The AI model race has had a clear shape for the past three years: bigger models, more parameters, higher benchmark scores. DeepSeek's new V4, released in preview this week, suggests the race is changing shape. The Hangzhou startup isn't claiming to have built the most powerful model in the world. It's claiming to have built one of the most efficient, and it's making that argument with a technical report detailed enough to be taken seriously.
V4 comes in two flavours: V4-Pro, a Mixture-of-Experts model with 1.6 trillion total parameters but only 49 billion activated at any given moment, and V4-Flash, a smaller variant with 284 billion total parameters and 13 billion activated. Both support a context window of one million tokens, putting them on par with Google's Gemini in terms of how much material they can process in a single pass. That context length, and what DeepSeek does to make it affordable, is the actual story here.
Long-context AI has an uncomfortable economics problem. As context grows, the cost of attention, which requires every new token to reference what came before, grows with it.

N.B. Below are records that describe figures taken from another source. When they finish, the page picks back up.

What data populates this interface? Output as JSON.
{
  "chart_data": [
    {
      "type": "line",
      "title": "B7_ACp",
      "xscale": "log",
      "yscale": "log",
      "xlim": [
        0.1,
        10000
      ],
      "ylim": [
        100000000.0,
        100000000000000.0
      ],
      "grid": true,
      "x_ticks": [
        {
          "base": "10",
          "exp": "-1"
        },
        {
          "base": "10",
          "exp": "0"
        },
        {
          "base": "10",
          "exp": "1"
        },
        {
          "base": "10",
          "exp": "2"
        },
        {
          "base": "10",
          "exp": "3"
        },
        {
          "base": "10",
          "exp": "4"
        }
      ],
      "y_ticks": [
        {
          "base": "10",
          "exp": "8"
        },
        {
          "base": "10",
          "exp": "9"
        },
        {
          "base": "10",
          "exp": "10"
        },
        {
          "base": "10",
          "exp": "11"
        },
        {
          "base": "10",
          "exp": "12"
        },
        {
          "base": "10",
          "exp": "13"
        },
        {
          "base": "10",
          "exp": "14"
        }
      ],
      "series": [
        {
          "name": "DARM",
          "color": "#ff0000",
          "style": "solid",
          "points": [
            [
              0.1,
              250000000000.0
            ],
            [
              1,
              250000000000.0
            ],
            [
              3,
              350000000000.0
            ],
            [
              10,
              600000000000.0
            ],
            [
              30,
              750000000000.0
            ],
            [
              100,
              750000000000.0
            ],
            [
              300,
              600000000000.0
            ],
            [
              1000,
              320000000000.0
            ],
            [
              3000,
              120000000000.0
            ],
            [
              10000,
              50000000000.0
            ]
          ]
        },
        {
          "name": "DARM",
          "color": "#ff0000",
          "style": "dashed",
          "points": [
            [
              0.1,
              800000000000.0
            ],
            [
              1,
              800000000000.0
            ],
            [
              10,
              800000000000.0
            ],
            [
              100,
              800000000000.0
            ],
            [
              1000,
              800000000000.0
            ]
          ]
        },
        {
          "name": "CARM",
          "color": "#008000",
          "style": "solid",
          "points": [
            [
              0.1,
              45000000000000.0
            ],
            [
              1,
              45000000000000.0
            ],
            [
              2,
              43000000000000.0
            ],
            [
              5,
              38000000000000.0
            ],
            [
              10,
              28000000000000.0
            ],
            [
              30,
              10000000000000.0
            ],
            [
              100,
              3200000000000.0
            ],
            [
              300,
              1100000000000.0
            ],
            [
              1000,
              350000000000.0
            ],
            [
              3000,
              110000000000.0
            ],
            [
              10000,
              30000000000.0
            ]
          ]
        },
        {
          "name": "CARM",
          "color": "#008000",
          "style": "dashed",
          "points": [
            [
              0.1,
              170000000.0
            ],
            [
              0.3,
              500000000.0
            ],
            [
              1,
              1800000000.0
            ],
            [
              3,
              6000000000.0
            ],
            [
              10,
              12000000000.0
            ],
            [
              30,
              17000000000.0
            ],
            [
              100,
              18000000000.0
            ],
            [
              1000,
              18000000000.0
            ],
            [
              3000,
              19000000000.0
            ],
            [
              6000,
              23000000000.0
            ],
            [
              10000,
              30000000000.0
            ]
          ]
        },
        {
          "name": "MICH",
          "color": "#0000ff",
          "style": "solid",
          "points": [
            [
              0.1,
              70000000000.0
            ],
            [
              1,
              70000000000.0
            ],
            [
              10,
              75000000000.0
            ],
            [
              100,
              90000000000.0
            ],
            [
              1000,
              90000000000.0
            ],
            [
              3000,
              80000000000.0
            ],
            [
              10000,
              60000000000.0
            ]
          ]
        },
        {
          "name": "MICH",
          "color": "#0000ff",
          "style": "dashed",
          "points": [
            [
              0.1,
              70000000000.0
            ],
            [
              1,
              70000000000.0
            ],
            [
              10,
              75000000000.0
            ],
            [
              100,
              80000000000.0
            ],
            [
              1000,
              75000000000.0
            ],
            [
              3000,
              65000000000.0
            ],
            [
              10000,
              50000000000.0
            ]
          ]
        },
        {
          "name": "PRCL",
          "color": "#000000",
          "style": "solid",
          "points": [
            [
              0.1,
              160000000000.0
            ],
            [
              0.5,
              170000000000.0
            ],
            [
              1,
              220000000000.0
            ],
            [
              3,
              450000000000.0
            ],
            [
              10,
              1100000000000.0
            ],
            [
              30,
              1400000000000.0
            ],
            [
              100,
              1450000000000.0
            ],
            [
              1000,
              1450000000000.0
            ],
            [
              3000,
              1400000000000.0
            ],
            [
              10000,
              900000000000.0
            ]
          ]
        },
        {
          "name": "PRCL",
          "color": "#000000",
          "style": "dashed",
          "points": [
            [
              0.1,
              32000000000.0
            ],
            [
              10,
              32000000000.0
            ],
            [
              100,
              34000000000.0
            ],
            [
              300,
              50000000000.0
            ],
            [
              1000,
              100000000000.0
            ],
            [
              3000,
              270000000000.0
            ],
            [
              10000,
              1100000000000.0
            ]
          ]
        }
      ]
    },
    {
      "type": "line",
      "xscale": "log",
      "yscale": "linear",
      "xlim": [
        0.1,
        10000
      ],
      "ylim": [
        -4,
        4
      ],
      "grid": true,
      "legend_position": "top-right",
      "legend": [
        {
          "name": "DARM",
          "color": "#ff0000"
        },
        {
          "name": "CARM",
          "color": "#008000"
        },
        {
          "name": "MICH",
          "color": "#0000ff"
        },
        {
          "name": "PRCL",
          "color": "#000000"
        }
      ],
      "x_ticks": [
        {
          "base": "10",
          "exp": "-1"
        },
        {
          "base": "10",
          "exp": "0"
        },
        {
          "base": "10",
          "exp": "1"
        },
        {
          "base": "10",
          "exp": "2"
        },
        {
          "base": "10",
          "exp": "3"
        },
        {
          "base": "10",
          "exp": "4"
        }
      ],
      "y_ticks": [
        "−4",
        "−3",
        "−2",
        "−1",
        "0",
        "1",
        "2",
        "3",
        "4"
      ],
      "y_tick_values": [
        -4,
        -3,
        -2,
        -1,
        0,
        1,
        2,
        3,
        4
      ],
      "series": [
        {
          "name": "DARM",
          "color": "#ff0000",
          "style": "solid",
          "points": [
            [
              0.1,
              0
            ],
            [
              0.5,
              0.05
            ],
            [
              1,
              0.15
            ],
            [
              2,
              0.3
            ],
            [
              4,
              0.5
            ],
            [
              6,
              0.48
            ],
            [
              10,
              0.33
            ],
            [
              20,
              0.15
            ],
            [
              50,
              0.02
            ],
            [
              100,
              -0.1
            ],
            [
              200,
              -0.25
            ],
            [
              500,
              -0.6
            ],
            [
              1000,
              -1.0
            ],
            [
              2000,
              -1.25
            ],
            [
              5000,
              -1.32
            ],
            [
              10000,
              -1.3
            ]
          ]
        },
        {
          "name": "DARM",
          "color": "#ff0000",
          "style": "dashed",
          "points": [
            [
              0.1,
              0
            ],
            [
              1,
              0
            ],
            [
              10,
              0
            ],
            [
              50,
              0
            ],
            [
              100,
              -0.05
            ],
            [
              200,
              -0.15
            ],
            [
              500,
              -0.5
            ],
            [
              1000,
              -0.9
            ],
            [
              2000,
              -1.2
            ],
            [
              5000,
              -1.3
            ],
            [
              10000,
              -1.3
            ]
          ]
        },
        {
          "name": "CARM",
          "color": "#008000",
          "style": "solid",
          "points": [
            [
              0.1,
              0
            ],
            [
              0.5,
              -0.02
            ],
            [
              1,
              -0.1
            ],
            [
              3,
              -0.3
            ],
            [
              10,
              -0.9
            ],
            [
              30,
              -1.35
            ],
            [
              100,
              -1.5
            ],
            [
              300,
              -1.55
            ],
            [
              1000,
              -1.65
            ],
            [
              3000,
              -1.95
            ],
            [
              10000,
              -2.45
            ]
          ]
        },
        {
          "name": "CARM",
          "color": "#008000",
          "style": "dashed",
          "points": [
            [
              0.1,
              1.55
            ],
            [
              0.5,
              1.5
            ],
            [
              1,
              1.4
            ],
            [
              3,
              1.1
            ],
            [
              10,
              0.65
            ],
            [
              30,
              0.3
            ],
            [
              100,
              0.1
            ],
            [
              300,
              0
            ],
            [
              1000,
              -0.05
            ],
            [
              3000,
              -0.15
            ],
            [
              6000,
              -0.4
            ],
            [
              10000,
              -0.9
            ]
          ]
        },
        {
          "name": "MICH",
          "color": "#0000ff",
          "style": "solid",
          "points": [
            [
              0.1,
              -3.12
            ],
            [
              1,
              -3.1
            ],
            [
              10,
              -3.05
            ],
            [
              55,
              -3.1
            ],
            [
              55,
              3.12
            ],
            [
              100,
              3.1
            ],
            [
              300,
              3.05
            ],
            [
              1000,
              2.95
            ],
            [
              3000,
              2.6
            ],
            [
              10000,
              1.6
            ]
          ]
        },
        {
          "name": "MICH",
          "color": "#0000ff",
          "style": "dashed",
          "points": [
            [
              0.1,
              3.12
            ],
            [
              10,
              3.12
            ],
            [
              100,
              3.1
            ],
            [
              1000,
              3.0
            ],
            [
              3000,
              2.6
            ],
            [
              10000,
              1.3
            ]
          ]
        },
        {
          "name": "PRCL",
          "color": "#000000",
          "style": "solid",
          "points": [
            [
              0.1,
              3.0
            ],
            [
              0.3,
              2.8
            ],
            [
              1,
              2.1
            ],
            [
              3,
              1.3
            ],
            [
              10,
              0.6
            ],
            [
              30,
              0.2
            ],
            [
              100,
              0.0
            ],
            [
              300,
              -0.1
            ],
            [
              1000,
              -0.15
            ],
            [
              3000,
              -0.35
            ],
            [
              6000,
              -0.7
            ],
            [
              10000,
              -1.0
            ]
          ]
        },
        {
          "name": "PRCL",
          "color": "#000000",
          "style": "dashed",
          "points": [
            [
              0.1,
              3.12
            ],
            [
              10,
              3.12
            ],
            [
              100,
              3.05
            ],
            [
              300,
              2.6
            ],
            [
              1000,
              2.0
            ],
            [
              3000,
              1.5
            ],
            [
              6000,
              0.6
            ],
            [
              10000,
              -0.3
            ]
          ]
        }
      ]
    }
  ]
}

Conventional approaches become prohibitively expensive at the million-token scale, which is why most deployed systems either truncate inputs or charge a significant premium for extended contexts. DeepSeek's V4 attacks this through a hybrid attention design combining what the company calls Compressed Sparse Attention (CSA) with Heavily Compressed Attention (HCA). CSA compresses groups of key-value entries and selects the most relevant blocks. HCA goes further, allowing dense attention over a dramatically shorter memory stream. The result, according to analysis by research firm SemiAnalysis, is a roughly 90% reduction in KV cache usage at the million-token scale, an improvement they describe as more impactful than Google's own TurboQuant paper published last month.
The benchmark picture is more mixed. On the Artificial Analysis Intelligence Index, V4-Pro scores 52, behind Moonshot AI's Kimi K2.6 at 54, and well behind OpenAI's GPT-5.5 at 60 and both Anthropic's Claude Opus and Google's Gemini 3.1 Pro at 57. Kyle Chan of the Brookings Institution describes the result as impressive for approaching state-of-the-art performance while maintaining efficiency, which is a generous framing: impressive for its cost, but not at the frontier. Market reaction this time was nothing like the shock of DeepSeek's R1 debut, which wiped hundreds of billions from US equities in a day. Nvidia's stock rose 4.3% on Friday, the opposite direction from the R1 panic.
What makes V4 worth watching isn't the benchmark position; it's what cheaper long-context inference unlocks. When it's affordable to feed an AI model a full codebase, a complete legal case record, or months of financial filings, the applications that make sense change. Research assistants that read primary literature rather than summaries. Coding tools that understand the whole project, not a snippet. Document review systems that don't require you to pre-select the relevant pages. The bottleneck has been cost, not capability in principle, and DeepSeek is explicitly targeting that bottleneck.
There's an unanswered question about the training side. DeepSeek mentioned Huawei's Ascend chips for inference, and Huawei confirmed that its Ascend 950-based systems support V4. But the company said nothing about what hardware was used to train V4, a notable omission given the US export controls on advanced Nvidia chips. Chris McGuire of the Council on Foreign Relations notes that V4 may have depended on restricted Nvidia Blackwell GPUs for training, which would put the compute-efficiency story in a different light: efficient inference built on expensive training that China can't readily replicate at scale. The gap between the US and China in AI capability, McGuire estimates, remains around seven months.
The Forbes analysis of V4 frames it as a signal that "the next AI race is about efficiency." That's probably right as a trend, if slightly premature as a verdict on this specific release. DeepSeek V4 is genuinely interesting engineering. It also arrives at a moment when OpenAI's GPT-5.5 and Anthropic's Opus 4.7 have both launched in rapid succession, making the competitive field unusually crowded. Whether efficiency-first open models can force closed-source providers to justify their pricing premium is the real tension to watch over the next twelve months.